# Con Questions



## Xanthe (Mar 19, 2007)

Alright, I'm sure some of you have seen me trotting around happily on the fourms here. But seriously, I have never been to a Furcon. And I really would LOVE to go and I would LOVE for my mate to come with me. So can anyone give me a rundown on the cost for say a weekend pass to a con and maybe a general hotelroom cost. we live in Baton rouge Louisiana so the nearset one is in Atlanta. But I would love to be able to go to the one that is happening in May since May 1 is my b-day, but that will never happen.


----------



## Xipoid (Mar 19, 2007)

Conventions are usually over a weekend, so a weekend pass would be the whole time there.

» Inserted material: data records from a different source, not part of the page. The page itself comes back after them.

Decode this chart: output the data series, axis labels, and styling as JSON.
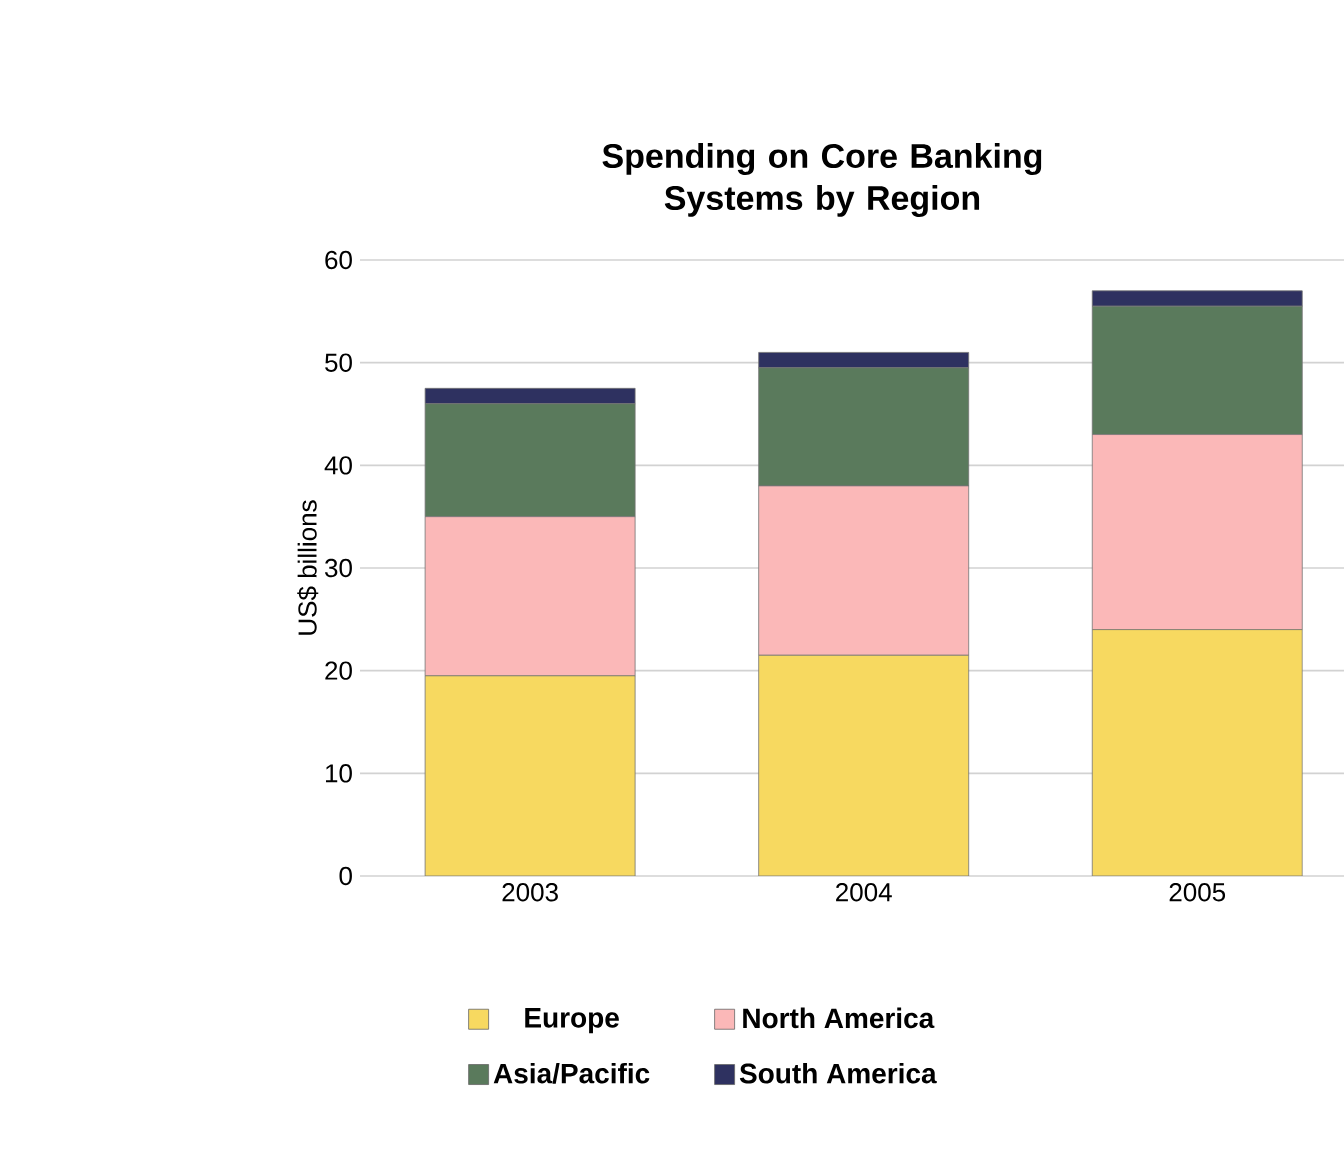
{
  "chart_data": {
    "type": "bar",
    "stacked": true,
    "title": "Spending on Core Banking Systems by Region",
    "ylabel": "US$ billions",
    "categories": [
      "2003",
      "2004",
      "2005"
    ],
    "series": [
      {
        "name": "Europe",
        "color": "#f7d960",
        "values": [
          19.5,
          21.5,
          24
        ]
      },
      {
        "name": "North America",
        "color": "#fbb8b8",
        "values": [
          15.5,
          16.5,
          19
        ]
      },
      {
        "name": "Asia/Pacific",
        "color": "#5a7a5c",
        "values": [
          11,
          11.5,
          12.5
        ]
      },
      {
        "name": "South America",
        "color": "#2e3160",
        "values": [
          1.5,
          1.5,
          1.5
        ]
      }
    ],
    "ylim": [
      0,
      60
    ],
    "yticks": [
      0,
      10,
      20,
      30,
      40,
      50,
      60
    ],
    "grid": "y",
    "legend": "bottom"
  }
}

That is usually from 40-50. A single day pass is about 20-25.


The convention rates for a hotel are usually around 90-120 a night, but some hotels can fill up pretty quickly (like AC07, the Westin sold out last month even though the con is not until July).


Here's a nice list of some cons:
http://furry.wikia.com/wiki/Convention
http://furry.wikia.com/wiki/List_of_conventions_by_attendance (lists location)


----------



## Xanthe (Mar 21, 2007)

Oh, thank you Xipoid. I'll take a look at the sites now *huggles*


----------